No, it’s not chewy. It’s not tough. It just isn’t falling apart when you look at it funny. That means we can slice it and get a mass of little squares of meat that are perfectly bite-sized and fun. It’s great!
Using your Smoke X2™ is perfect for this, as you can keep the receiver with you and see the temps anywhere in your house without having to get your phone out. You can set a high-temp alarm for your meat and know when it gets there without any trouble. Naturally, you’ll want to verify that temp with your Thermapen® ONE to make sure you didn’t just set the probe in a warmer part of the belly.
Braided pork belly cooking temps
We want the meat to taste smoky, not like a campfire, but seasoned nicely with some smoke. So we’re going to start it out at 250°F (121°C). About two hours at that temp will impart a good amount of smoke, then we can change the environment to speed the rest of the cook.
Once the meat has been in for 2 hours, we wrap it in foil to move its temperature more quickly. By wrapping it we create a high-humidity environment that will move the temp along without stalling at all. And because we already have good smoke flavor and the meat is protected by foil, we can also turn up the heat in the smoker. Going up to 300°F (149°C) is perfect. Of course, throughout this project you’ll want to be keeping an eye on the pit temp with your Smoke X2.
When the meat reaches its target pull temp, unwrap it, sauce it and continue to cook it until the sauce sets and becomes glazey-sticky. This is not only delicious and gorgeous, but it also gives the pork a little more time for collagen dissolution. Win/win.
For your next cookout, you might want to give this a try. It’s a delicious dish, it’s a stunning presentation, and, if you follow our temperature advice, it’s going to turn out just right. It’s the tastiest loaf of meat you’ll have made in some time, that’s for sure! Give it a try and pass the knowledge on to your friends and neighbors. Happy cooking!Print
A smoked pork belly, braided like a bread loaf—why not!
- 1 slab pork belly, about 5 pounds
- Plenty of BBQ rub (we chose an Asian-inflected one for this)
- Your favorite BBQ sauce that matches your rub (we used a good spicy one with some oyster sauce mixed in)
- Preheat your smoker to 250°F (121°C). Use your Smoke X2 to monitor the pit temp throughout the cook.
- Prepare the belly for braiding by cutting it into four strands. Cut long slits through the meat starting one or two inches from one of the short sides.
- Season the strands well on all their sides.
- Fan out the strands and braid in the following order: move 4 over 2, move 1 over 3, move 2 over 3. Repeat.
- Pin the loose ends together with a skewer or sew them together with some butcher’s twine and a thick needle. (Obviously, remove the needle.)
- Place the meat in the smoker, insert a probe in it and connect it to your Smoke X2. (This is more for monitoring purposes than anything else at this point.)

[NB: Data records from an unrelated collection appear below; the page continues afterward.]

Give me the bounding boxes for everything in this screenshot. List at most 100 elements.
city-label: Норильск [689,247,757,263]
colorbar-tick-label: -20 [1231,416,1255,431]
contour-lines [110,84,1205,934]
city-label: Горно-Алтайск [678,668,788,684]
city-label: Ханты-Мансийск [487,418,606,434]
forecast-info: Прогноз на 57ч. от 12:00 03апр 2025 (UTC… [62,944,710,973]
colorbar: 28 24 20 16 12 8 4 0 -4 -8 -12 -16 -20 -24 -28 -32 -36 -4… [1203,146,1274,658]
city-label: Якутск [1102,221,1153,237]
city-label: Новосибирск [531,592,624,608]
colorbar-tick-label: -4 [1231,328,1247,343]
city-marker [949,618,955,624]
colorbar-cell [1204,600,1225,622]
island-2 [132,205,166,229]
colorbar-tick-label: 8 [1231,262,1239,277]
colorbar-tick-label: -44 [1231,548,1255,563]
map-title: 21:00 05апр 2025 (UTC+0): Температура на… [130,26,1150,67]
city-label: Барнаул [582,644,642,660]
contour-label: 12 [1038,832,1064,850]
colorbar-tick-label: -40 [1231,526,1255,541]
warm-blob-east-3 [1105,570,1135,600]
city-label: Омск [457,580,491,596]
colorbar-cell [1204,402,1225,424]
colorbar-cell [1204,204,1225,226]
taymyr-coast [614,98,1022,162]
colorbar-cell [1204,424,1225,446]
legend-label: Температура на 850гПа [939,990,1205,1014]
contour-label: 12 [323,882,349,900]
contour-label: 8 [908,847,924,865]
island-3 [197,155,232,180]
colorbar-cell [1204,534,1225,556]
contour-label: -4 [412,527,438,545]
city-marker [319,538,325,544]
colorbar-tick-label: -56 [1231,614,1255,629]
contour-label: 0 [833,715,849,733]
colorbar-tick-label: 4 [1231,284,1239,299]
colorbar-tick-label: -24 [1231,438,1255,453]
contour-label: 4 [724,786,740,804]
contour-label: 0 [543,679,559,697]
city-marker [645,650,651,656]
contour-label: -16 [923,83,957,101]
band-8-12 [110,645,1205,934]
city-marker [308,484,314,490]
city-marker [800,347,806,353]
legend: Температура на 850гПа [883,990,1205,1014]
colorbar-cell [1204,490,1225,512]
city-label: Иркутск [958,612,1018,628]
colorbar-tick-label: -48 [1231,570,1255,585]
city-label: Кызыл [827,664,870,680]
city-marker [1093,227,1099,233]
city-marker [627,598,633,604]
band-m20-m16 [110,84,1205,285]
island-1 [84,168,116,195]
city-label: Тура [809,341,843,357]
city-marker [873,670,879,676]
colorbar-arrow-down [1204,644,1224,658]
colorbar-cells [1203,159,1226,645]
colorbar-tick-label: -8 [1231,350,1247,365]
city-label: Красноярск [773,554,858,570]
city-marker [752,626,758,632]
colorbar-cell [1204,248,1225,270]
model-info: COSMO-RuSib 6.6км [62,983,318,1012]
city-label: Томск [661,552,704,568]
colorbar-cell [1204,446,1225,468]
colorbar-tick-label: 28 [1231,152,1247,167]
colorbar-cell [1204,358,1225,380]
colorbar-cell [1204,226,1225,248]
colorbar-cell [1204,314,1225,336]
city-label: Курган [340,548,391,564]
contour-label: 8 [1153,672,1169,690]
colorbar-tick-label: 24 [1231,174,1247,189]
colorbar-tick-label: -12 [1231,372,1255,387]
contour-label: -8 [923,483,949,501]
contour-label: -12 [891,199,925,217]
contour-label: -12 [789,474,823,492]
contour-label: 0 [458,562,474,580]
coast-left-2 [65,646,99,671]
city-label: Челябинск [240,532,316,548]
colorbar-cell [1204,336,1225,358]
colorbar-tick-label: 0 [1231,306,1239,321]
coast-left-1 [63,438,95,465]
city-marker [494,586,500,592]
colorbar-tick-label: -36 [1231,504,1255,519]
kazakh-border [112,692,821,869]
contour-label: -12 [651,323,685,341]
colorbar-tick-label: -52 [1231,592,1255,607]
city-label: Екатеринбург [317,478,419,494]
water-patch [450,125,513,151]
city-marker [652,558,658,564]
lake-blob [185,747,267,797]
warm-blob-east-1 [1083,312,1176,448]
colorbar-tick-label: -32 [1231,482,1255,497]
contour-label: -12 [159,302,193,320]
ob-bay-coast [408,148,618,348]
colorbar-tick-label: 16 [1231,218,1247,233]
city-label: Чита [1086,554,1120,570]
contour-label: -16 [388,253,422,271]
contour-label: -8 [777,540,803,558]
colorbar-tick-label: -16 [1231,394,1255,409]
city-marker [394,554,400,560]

- Cook the meat for 2 hours, then wrap it in aluminum foil, re-insert the probe, and set the high-temp alarm on the meat channel to 165°F (74°C). Put the meat back in the smoker and turn the smoker temp up to 300°F (149°C).
- When the high-temp alarm sounds on your meat channel, check the belly in a few places with your Thermapen ONE to make sure the whole thing has reached the target temp.
- Unwrap the braid, put it back in the smoker, and brush it with your sauce. Cook about 30–45 more minutes, until the sauce sets up.
- (Total cook time will be somewhere in the vicinity of 4 to 6 hours, depending on several factors.)
- Remove the meat from the smoker, take a bunch of pictures—if you want to—and carve it up! Get some good sandwich bread for it, or just go to town with your fingers!